I will tell you another interesting squirrel fact while we are here — squirrels quack. It may sound like an angry little duck, but if it has a bushy tail and is perched on a branch scolding you vehemently for something you’ve apparently done wrong, it’s a squirrel. It’s not a duck, it’s not the Lord Jesus. Jesus doesn’t do this, in my experience. I bet he climbed trees as a boy, but he doesn’t scold us vehemently for the things we’ve apparently done wrong. He wouldn’t need to, in my case. I have a chorus of inner voices to do it for him, especially when I’m low and anxious.
Instead, Jesus tends to say things like “Come unto me, all you who are weary and heavy laden, and I will give you rest.” There’s a particular kind of burden you end up shouldering as a CF, especially if you have a job that feels like cooking on 60 gas rings simultaneously, and each day is a blur of stopping pots boiling over while the food orders keep flooding in.

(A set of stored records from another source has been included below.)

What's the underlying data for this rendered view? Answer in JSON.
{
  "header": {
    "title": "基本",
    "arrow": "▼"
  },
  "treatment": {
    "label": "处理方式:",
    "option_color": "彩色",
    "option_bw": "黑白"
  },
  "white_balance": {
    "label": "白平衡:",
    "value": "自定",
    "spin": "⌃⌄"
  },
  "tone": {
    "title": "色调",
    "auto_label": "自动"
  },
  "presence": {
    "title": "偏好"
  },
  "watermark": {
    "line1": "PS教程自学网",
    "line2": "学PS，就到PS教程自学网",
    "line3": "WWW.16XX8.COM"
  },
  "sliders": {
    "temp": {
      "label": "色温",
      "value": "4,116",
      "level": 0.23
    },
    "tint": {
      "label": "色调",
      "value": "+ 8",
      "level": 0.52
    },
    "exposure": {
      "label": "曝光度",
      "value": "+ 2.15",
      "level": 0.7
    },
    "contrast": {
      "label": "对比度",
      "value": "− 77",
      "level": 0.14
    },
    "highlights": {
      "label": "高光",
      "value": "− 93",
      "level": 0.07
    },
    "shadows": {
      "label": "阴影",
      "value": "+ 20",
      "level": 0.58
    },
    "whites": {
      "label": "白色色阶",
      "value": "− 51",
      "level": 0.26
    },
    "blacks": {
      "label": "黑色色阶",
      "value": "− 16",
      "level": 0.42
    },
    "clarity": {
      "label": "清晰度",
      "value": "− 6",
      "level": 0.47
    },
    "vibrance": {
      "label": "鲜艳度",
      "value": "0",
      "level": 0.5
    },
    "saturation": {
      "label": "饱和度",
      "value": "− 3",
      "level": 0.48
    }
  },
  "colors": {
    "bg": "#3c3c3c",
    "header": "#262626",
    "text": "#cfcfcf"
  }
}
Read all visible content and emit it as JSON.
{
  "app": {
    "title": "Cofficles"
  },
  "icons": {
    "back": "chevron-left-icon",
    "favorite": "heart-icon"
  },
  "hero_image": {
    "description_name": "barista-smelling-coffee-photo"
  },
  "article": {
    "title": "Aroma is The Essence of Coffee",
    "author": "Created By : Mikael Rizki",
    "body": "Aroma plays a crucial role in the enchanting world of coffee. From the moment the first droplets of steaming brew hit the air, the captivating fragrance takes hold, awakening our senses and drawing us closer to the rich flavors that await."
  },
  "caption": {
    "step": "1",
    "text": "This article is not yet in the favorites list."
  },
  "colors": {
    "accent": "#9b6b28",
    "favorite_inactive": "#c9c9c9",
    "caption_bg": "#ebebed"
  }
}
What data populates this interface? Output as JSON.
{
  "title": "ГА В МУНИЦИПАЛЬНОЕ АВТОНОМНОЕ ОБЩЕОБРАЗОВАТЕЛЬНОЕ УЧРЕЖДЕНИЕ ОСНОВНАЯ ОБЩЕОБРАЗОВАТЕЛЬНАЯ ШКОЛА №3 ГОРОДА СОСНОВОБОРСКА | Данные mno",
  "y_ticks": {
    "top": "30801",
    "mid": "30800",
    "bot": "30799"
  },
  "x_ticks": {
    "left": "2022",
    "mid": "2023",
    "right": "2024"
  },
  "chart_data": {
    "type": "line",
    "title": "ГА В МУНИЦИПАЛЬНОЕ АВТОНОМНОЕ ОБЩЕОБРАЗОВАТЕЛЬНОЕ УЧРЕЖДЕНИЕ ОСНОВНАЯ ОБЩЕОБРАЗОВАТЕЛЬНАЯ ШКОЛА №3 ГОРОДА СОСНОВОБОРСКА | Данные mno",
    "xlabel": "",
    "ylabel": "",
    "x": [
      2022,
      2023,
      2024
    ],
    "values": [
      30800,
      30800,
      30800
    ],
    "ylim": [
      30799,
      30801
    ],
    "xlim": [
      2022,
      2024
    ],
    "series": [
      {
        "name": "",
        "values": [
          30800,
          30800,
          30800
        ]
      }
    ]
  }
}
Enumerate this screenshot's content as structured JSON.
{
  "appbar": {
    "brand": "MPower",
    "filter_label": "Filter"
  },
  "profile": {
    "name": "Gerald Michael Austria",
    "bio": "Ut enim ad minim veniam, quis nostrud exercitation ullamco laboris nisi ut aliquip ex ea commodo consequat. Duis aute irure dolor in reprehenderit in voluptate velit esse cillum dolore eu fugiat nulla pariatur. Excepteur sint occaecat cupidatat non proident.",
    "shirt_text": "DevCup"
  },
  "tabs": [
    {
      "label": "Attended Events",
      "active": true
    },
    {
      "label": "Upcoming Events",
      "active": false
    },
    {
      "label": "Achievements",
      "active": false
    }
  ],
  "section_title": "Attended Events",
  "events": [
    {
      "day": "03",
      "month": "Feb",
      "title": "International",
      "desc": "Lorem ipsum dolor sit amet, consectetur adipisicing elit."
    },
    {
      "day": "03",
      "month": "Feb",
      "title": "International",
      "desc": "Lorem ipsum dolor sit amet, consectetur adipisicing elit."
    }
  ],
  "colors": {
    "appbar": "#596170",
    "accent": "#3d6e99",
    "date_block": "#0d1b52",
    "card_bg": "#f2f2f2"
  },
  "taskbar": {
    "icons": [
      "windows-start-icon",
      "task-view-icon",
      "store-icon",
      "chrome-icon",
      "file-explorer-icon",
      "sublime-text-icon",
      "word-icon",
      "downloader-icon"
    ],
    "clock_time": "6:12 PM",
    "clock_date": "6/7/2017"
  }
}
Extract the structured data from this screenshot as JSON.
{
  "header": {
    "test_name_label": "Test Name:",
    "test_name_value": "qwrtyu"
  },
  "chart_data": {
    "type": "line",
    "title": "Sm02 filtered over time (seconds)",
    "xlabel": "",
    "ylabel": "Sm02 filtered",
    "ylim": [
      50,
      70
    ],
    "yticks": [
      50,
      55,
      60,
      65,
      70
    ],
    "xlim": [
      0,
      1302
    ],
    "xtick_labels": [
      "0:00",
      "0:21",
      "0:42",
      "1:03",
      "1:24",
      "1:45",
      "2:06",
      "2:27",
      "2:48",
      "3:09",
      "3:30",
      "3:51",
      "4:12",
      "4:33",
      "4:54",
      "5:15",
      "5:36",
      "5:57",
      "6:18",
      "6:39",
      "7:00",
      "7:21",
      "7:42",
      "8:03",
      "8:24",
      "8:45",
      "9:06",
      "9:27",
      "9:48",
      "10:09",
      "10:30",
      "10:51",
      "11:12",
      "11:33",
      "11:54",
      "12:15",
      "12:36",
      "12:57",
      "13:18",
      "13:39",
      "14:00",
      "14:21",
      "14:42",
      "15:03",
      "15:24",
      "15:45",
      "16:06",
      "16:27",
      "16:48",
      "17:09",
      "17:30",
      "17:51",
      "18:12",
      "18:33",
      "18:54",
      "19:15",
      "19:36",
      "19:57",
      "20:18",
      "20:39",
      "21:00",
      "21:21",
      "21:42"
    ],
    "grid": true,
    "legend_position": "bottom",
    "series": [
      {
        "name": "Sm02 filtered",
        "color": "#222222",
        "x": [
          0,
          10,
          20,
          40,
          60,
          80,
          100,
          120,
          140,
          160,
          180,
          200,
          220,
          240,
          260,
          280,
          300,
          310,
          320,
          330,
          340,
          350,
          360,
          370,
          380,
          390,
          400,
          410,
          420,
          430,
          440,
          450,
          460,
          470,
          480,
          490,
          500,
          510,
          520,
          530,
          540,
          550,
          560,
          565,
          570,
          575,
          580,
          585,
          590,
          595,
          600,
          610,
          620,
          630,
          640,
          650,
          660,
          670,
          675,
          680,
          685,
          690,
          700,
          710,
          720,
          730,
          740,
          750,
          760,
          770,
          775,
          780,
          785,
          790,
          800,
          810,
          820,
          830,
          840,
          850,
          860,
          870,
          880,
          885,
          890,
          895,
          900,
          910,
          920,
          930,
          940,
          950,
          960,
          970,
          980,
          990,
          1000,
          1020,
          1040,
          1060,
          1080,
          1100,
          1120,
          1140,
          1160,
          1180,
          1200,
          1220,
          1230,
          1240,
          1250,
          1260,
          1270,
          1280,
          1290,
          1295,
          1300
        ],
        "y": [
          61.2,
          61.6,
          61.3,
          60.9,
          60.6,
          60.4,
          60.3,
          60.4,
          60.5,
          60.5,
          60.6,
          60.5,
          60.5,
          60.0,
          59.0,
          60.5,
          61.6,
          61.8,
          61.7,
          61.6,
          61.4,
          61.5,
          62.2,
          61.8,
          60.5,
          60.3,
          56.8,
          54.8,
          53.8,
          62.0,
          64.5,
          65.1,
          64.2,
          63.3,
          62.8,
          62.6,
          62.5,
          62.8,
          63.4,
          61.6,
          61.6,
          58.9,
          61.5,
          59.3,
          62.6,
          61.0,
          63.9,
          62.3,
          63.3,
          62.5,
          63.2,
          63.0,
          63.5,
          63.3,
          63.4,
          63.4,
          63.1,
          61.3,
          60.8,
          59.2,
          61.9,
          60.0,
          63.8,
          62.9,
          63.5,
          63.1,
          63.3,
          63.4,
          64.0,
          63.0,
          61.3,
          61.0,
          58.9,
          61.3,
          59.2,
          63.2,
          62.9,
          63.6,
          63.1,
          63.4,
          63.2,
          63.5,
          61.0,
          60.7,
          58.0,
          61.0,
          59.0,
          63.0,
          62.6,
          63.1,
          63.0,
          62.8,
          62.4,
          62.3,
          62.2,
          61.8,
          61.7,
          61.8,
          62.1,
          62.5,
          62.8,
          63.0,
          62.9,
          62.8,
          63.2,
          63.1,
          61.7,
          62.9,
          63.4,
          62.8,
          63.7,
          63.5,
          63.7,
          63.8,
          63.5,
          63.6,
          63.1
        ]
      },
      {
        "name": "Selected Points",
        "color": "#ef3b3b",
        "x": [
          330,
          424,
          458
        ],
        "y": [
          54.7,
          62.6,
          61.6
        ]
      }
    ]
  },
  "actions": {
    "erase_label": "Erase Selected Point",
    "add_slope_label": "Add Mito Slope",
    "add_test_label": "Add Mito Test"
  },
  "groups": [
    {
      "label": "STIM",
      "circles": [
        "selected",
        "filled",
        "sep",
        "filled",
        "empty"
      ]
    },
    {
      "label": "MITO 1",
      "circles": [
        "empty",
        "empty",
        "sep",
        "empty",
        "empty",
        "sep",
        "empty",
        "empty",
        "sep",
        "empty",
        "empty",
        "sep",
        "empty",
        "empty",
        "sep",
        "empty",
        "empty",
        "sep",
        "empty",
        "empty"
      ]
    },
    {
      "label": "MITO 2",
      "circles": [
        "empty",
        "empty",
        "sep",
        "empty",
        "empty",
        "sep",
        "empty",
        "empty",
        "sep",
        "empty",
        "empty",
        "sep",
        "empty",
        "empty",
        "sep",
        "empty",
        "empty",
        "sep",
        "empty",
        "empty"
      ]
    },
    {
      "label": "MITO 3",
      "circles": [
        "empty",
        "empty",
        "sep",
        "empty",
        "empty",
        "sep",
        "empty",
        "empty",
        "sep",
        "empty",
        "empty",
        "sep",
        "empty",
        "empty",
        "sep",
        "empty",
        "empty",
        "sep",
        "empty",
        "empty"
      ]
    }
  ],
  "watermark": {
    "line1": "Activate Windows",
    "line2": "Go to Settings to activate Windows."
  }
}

“Take my yoke upon you and learn from me.” Learn that deep trust that makes it possible to fall asleep in a small boat in a big storm. “For I am gentle, and lowly of heart, and you will find rest for your souls.” Because, in the end, this long gruelling task is not mine. There is a completer-finisher of my faith — and it’s not me.
Catherine Fox is an author, senior lecturer, and academic director of the Manchester Writing School at Manchester Metropolitan University.